Business Models for Your New OTT Service

Business Models for Your New OTT Service

Scroll back through the history of online video services and it’s fascinating to see how their business models evolved. 

Netflix, which has been running in some form since 1997, was originally - and famously - a DVD sales and rental company before introducing streaming in 2007. YouTube, perhaps the web’s first true home for short form video, was initially free at its outset in May 2005; its first targeted advertising capability wasn’t made available until the following year. And whilst Prime Video (formerly known variously as Amazon Unbox, Amazon Instant Video and Amazon Video) has always been tied to its parent company’s retail membership offering, Amazon also acquired LoveFilm, the DVD-by-mail and TVOD (Transactional Video-on-Demand) provider in 2011.  

A commercial innovator amongst these other innovators was a specialist UK newspaper called The Racing Post. Together with the linear TV channel, Racing UK, it had - in 2005 - acquired the newly created rights to screen horse races online. 

When its inaugural OTT service launched later that year, it did so with what we’d now call SVOD (a monthly subscription), pay-per-view (£1 to watch a race) and Bet2View (wager £5 with a bookmaker partner and watch the race for free). 

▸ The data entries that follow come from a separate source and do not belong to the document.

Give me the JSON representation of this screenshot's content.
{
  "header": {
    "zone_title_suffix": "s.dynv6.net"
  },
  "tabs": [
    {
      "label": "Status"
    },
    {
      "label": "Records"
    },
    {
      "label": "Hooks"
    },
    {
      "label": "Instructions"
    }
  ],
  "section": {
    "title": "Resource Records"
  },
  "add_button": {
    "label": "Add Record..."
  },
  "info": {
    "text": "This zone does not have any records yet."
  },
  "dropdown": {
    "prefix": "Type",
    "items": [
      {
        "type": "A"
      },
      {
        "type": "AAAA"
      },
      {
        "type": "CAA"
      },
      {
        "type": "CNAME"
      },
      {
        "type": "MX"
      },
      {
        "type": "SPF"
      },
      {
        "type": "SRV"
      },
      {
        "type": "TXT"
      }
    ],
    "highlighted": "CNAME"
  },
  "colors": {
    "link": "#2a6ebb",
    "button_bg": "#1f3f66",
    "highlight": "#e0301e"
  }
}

These were real novelties at the time in a still embryonic video landscape. And despite having to build almost all of the architecture – the CMS, CRM, DRM, DAM / MAM and payment solutions – from scratch, we might now, on one level, regard this as a relatively simple project. In an age before smartphones and tablets it was, after all, only catering to a single viewing device: Windows computers. 

Coming back to 2023, OTT service providers now habitually deploy multiple business models. They don’t launch with them all at once necessarily – they may be introduced more gradually – but the options include: 

  1. AVOD
  2. SVOD
  3. TVOD
  4. PVOD (that is, Premium VOD with day and date release)
  5. PPV (Pay-per-View, usually for live, time-limited events)
  6. And the newest (but potentially most profitable over the next few years) edifice on the block, FAST

And in between these skyscrapers are a few townhouses too: 

  1. AVOD-lite (still pay a subscription but watch fewer ads than AVOD)
  2. B2B2C (or D2D2C where your service is on popular platforms like Amazon Prime Channels or Roku who handle the billing)
  3. Bundling with Pay-TV providers (e.g. Amazon, Disney, Netflix and the soon-to-be-retired brand, BT Sport on Sky) or operators / telecoms companies (particularly popular in Asia e.g. Jio in India)
  4. The other PVOD – perhaps we can call it PVODS (Premium VOD for Subscribers)? – where subscribers get to watch a new title weeks or months before AVOD users (e.g. Marvel movies on Disney+)
  5. vMPVD (content made available on virtual multichannel video programming distributor platforms e.g. Sling TV, Hulu Live TV and YouTube TV)
  6. And EST (Electronic Sell-Through where, for example, the buyer of a cinema ticket or Blu-Ray automatically gets to watch the title on their preferred platform when it becomes available on-demand)

So which one, or ones, do you choose? The easy answer might be to try most (or all) of them at once. After all, don’t Amazon, Netflix and even the new ITVX (from the UK’s biggest commercial broadcaster, ITV) all operate using multiple models? They do, of course, but not everyone has the budget or resources of those three companies to be able to attempt multiple experiments. 

Practical Considerations

The guiding factors in deciding which options to choose include:

  1. Who is your audience? What are their key characteristics? And do they have enough disposable income to subscribe to your service (as well as other OTT services in the market) rather than watching for free with ads?

  2. Can you re-use products developed for Platform A on Platforms B, C & D?

  3. Who are your most valuable viewers? What’s your funnel to transition, say, AVOD or AVOD-lite customers to becoming fully-fledged subscribers?

  4. And how can you discourage churn or, at least, drop-off in viewing which may affect the perceived value exchange between you and the customer?